New Memristor Makes Low-Cost, High-Density Memory 86
KentuckyFC writes "A group of electronics engineers have discovered that a thin layer of vanadium oxide acts as a memristor, the fourth basic component of circuits after resistors, capacitors, and inductors that was discovered last year. At a critical temperature, a current passing through the layer causes it to change from an insulating state to a metal-like state, thereby changing its resistance (abstract). The effect lasts many hours — which is what makes the layer a memristor (a resistor with memory). The team says this could be scaled up to make resistive random access memory, or RRAM, at very low cost, from little more than layers of vanadium oxide."
Melts like a chocolate bar (Score:3, Interesting)
" At a critical temperature,"
"Gee, I had it stored on this memsistor chip - but I left it in my shirt pocket, and my data melted."
The article doesn't say what temperature, so there's probably an issue there. Until that issue is solved, it's about as useful as write-only memory.
Also, looking at the required voltage (50 volts @ 0.6 amp), this is NOT going to be either high-density, or portable,or particularly energy-efficient.
Re:Melts like a chocolate bar (Score:1, Interesting)
Yes, the combination of 240W/byte and "critical temperature" looks like a problem. I hope they find a way to scale it down a lot.
Re:Melts like a chocolate bar (Score:3, Interesting)

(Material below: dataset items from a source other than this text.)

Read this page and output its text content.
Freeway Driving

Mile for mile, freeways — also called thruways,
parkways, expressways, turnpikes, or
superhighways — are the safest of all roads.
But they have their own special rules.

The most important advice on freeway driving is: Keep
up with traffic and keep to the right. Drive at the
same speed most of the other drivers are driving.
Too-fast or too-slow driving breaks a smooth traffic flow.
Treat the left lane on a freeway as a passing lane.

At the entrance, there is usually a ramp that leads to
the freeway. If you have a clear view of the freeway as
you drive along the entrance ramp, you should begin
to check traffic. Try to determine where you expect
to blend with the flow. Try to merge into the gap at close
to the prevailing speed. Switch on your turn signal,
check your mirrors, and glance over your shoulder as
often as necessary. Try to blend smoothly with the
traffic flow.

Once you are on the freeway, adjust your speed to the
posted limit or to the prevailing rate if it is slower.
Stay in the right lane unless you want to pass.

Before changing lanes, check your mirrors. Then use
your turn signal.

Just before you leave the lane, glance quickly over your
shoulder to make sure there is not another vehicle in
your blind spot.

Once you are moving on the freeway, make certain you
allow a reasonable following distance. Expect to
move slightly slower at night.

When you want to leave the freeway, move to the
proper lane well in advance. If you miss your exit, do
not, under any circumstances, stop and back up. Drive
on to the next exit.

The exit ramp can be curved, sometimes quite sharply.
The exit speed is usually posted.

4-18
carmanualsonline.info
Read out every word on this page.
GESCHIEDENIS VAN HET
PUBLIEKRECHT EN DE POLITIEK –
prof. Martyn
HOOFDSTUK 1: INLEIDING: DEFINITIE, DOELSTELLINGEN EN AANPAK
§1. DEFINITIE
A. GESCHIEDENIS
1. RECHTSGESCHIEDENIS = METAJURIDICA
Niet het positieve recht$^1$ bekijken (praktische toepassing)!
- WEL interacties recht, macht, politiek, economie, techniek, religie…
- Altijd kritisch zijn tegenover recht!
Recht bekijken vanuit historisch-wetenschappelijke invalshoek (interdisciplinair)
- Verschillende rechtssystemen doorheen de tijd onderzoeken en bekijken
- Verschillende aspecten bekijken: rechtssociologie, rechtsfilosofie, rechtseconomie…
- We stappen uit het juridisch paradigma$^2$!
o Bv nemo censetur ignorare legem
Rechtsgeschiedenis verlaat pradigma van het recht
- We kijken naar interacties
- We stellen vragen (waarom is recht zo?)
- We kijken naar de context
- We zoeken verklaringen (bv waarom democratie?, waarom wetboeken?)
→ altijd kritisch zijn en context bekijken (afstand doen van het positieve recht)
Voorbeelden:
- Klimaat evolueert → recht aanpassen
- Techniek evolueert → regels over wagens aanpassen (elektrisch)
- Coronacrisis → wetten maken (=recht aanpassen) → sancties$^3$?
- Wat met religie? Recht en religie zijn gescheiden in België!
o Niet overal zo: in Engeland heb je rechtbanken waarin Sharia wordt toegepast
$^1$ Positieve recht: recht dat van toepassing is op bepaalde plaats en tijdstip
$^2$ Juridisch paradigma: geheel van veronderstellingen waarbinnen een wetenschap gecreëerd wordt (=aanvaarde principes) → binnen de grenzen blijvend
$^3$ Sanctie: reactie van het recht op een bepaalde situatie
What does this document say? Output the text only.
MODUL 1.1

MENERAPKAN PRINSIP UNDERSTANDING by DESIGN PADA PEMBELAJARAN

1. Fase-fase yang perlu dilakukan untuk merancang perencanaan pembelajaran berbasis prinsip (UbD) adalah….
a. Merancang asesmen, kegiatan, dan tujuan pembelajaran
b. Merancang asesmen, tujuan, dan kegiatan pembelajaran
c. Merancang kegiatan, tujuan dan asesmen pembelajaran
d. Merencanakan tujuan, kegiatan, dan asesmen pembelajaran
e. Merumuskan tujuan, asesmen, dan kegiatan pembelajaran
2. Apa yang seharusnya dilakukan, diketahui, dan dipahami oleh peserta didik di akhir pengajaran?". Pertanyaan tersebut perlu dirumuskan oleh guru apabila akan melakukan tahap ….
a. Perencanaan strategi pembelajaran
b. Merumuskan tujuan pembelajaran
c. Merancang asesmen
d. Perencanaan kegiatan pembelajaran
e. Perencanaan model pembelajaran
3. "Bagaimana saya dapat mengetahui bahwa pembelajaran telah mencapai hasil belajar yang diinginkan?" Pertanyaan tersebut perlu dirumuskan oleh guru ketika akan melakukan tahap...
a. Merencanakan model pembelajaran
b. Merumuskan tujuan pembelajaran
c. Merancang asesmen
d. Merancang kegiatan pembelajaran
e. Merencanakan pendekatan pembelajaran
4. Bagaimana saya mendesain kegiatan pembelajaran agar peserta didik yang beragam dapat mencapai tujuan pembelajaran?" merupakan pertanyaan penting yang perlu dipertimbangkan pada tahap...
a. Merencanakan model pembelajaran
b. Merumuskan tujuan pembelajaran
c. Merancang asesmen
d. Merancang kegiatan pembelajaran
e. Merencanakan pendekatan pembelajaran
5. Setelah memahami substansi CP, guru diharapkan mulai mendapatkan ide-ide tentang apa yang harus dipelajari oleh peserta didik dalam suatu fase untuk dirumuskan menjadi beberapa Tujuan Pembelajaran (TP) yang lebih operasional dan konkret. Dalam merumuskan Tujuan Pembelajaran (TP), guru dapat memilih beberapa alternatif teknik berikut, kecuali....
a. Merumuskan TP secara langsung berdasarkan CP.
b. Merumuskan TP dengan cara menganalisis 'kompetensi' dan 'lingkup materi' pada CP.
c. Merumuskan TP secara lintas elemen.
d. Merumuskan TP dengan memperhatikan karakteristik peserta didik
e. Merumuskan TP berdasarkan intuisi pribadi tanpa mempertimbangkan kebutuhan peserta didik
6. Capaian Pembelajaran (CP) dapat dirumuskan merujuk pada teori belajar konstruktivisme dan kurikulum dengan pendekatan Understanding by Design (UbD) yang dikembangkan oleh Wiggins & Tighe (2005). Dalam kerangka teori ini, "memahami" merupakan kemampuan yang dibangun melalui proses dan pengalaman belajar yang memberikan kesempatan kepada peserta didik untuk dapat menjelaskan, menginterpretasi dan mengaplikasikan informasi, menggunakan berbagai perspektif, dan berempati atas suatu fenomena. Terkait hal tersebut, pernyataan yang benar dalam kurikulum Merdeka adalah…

well, in its current state, it probably won't be very good for much; but small additions of other elements will probably give you a compound which does what you want. After all, the properties of most alloys change quite remarkably with small composition changes.
This will make the spooks happy (Score:4, Interesting)
No more need to supercool RAM on seized computers in order to extract passwords - the RAM will just naturally hold state for hours.
If they're going to use this, (some) people are going to want to have more secure operating systems that don't leak security data all over the place.
Comment removed (Score:3, Interesting)
Re:From the original announcment (Score:4, Interesting)
Assuming you are correct, please explain (Score:3, Interesting)
How does this relate to a resistor which undergoes a discontinuous resistance change under critical conditions? Can you explain how it relates to the advertised device? Where is the charge being stored? Please continue to assume that I'm stupid, and explain the reasoning. My electromagnetic theory is thirty five years in the past now.
Re:Not vaporware... (Score:3, Interesting)
You forgot to mention the HP Memristor (tm) driver software, which despite being about 335 bytes in size, will come bundled in an installed package that is 37MB, just so HP software can show pointless splash screens and randomly create services and daemons that appear to serve no purpose whatsoever, while STILL not being able to cancel the printing of a document without cycling the power.
And which will periodically send copies of your memory to a remote HP server in order to "improve the customer experience."
HP is not what it once was. Thanks for that, Carla.
Re:Assuming you are correct, please explain (Score:3, Interesting)
How does this relate to a resistor which undergoes a discontinuous resistance change under critical conditions? Can you explain how it relates to the advertised device? Where is the charge being stored? Please continue to assume that I'm stupid, and explain the reasoning. My electromagnetic theory is thirty five years in the past now.
No electronic component has truly discontinuous behavior under critical conditions. Even physical switches have rather complex transients (which is why they need a debounce circuit), and transistors are interesting analog devices. It's just that they're non-linear devices and (in computers) they're mostly used biased so that the circuits have (to a good approximation) binary behavior; the prerequisite for that is non-linearity.
Now, if there was an effect that was previously a theoretical one, or at best a lab curiosity, and HP have managed to figure out how to turn it into something practical, then more power to their elbows. It'll be very interesting to see what the electronic engineers of the world do with it.